No filme, a assistente de direção conta que todas suas amigas se casaram, tiveram filhos, e ela permaneceu como testemunha de todas elas, sem nunca ter subido ao altar. Em dois anos, compareceu a 18 cerimônias de casamento. A condição de solteira não foi falta de oportunidade — Paula teve vários namorados, casos de uma noite e amores que pareciam ser eternos. Mas ao encontrar o namorado aparentemente perfeito, percebeu que não estava sendo verdadeira consigo mesma e não se via como uma noiva. O rompimento era inevitável.

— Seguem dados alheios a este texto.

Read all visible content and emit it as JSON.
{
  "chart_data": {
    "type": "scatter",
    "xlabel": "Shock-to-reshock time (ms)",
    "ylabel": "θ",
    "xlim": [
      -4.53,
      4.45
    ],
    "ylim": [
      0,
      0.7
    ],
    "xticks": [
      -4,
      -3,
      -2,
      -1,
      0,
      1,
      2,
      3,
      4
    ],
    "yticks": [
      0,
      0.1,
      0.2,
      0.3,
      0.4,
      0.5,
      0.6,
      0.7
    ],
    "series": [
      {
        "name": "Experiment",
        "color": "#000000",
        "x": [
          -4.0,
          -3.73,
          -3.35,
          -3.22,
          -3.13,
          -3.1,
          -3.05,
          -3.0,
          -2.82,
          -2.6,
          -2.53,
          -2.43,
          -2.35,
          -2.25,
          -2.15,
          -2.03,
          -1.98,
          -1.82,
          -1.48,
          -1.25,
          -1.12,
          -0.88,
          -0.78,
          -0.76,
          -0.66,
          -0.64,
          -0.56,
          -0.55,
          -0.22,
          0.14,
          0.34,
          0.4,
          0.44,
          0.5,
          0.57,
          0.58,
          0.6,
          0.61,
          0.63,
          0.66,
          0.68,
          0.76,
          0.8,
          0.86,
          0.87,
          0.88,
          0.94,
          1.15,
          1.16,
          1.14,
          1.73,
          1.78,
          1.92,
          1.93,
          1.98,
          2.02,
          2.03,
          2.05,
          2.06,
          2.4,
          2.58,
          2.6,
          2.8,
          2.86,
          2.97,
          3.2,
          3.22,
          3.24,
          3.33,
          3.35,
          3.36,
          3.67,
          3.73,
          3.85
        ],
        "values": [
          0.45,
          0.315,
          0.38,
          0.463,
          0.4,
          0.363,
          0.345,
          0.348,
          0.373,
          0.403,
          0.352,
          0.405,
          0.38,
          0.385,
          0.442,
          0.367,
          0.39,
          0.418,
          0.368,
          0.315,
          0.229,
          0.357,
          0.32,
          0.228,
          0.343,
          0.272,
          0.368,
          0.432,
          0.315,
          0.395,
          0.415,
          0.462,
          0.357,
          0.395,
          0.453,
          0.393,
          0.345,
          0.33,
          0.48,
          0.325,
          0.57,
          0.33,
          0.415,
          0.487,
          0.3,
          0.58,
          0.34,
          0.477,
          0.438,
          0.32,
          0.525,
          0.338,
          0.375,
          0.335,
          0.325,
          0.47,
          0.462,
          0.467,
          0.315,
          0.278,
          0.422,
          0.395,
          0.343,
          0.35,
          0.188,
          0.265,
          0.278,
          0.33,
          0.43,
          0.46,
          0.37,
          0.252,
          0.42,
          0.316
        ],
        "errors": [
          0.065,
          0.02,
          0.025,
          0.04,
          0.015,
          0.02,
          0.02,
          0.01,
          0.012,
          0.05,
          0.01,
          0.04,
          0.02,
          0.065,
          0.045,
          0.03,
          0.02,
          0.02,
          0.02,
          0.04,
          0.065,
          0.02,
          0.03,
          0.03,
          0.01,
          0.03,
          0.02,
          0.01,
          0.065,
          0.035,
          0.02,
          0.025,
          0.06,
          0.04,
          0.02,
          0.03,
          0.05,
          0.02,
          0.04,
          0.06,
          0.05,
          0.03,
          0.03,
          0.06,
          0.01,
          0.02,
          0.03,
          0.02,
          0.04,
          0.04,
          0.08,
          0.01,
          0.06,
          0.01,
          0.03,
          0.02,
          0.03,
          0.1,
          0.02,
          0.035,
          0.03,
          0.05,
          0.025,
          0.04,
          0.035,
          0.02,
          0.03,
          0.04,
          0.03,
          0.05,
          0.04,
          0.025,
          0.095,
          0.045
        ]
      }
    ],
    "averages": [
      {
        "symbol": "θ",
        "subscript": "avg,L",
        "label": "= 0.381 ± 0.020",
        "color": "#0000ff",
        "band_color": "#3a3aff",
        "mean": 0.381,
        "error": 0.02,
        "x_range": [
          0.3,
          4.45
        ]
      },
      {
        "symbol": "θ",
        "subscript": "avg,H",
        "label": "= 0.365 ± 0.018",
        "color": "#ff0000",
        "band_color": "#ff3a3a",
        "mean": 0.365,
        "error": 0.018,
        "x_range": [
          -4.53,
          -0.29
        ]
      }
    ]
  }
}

O projeto 'Playing house' ainda não está completo (Suzanne Heintz)
O projeto 'Playing house' ainda não está completo
Finalmente, Paula aceitou que, para ela, a liberdade era maior do que qualquer coisa. “Não quero aqueles relacionamentos impossíveis e intensos dos meus 20 anos nem quero um marido perfeito atrás de uma cerca branca. E, definitivamente, não planejo passar o resto da minha vida sozinha. Percebi que tudo o que eu estava procurando estava bem mais perto do que eu pensava. Acompanhada ou sozinha, quando você ama e se aceita completamente, o mundo ao seu redor muda. No fim das contas, felicidade é uma escolha”, afirma no curta.

O projeto continua

Suzanne Heintz conta que o projeto Playing house ainda não está completo. O próximo passo é um livro e um documentário. Em junho, vai fotografar o próprio casamento com seu manequim como uma crítica à obrigatoriedade do casamento. Em seguida, o foco é no manequim infantil. A ideia é fotografá-lo na escola e entrevistar os colegas de sala para entender o que eles esperam de seus próprios futuros. Todas as imagens estão disponíveis no site de Suzanne: suzanneheintz.com.